As expanding technology and infrastructure fuel global demand for resources, manufacturing powerhouses India and China, are eyeing the ocean
CHENNAI, Dec 5 (Thomson Reuters Foundation) – In the 1870 Jules Verne classic “20,000 Leagues Under the Sea”, underwater explorer Captain Nemo predicted the mining of the ocean floor’s mineral bounty – zinc, iron, silver and gold.
India is catching up with that only now, as it prepares to unearth treasures down below, aiming to boost its economy. The floor of the world’s seas is scattered with vast beds of black potato-shaped polymetallic nodules comprising copper, nickel, cobalt, manganese, iron and rare earth elements.

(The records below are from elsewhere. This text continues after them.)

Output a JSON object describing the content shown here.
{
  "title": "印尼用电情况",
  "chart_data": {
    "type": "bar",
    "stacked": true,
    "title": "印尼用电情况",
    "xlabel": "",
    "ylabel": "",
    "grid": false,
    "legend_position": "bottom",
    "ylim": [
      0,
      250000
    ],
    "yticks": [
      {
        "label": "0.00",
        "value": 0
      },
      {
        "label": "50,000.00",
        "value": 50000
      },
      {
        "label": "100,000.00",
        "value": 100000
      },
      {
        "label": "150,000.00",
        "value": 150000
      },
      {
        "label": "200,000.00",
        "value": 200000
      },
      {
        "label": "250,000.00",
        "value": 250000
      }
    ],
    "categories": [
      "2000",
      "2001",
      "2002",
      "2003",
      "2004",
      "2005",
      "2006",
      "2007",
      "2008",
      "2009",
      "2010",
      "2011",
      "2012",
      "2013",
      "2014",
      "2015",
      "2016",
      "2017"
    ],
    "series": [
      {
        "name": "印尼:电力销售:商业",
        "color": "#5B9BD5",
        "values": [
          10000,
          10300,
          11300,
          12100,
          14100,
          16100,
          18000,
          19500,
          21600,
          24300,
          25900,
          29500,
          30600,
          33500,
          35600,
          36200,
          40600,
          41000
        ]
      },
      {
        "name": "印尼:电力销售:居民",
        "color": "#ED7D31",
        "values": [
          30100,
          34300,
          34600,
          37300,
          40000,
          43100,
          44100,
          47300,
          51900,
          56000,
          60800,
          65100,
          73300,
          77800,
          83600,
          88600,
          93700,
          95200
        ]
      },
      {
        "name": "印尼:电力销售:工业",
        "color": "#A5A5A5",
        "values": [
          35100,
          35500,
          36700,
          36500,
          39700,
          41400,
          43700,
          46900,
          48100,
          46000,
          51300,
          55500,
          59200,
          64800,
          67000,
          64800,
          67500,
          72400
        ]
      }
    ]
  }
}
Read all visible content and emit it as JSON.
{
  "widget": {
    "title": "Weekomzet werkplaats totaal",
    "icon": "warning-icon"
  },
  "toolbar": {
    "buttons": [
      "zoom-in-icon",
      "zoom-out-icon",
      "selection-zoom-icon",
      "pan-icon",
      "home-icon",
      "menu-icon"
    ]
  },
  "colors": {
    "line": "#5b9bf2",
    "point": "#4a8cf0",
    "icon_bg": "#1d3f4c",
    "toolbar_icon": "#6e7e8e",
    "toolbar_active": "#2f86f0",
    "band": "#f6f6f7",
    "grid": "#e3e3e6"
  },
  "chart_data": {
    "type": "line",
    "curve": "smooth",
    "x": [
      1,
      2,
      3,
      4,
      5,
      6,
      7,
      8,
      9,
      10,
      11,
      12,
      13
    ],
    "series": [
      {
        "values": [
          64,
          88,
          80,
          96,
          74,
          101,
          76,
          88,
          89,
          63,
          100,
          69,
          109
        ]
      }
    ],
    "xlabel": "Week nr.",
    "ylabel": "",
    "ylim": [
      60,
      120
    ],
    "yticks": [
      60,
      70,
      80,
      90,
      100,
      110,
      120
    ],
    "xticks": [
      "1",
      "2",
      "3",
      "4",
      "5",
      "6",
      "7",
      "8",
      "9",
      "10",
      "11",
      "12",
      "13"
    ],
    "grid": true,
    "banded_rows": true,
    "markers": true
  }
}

These natural goodies are key to making modern gadgets, from smartphones and laptops to pacemakers, hybrid cars and solar panels. As expanding technology and infrastructure fuel global demand for these resources – whose supply is dwindling fast onshore – more and more countries, including manufacturing powerhouses India and China, are eyeing the ocean.
“We have to depend on ocean resources sooner or later … there is no other way,” said Gidugu Ananda Ramadass, head of India’s deep sea mining project at the National Institute of Ocean Technology (NIOT) in the southern city of Chennai.
“For the future of mankind … the ocean is the only hope,” he told the Thomson Reuters Foundation. India, Asia’s third-largest economy, is going full steam ahead in anticipation of the International Seabed Authority (ISA) – a U.N. body that oversees mining on the high seas – giving the green light for commercial exploitation.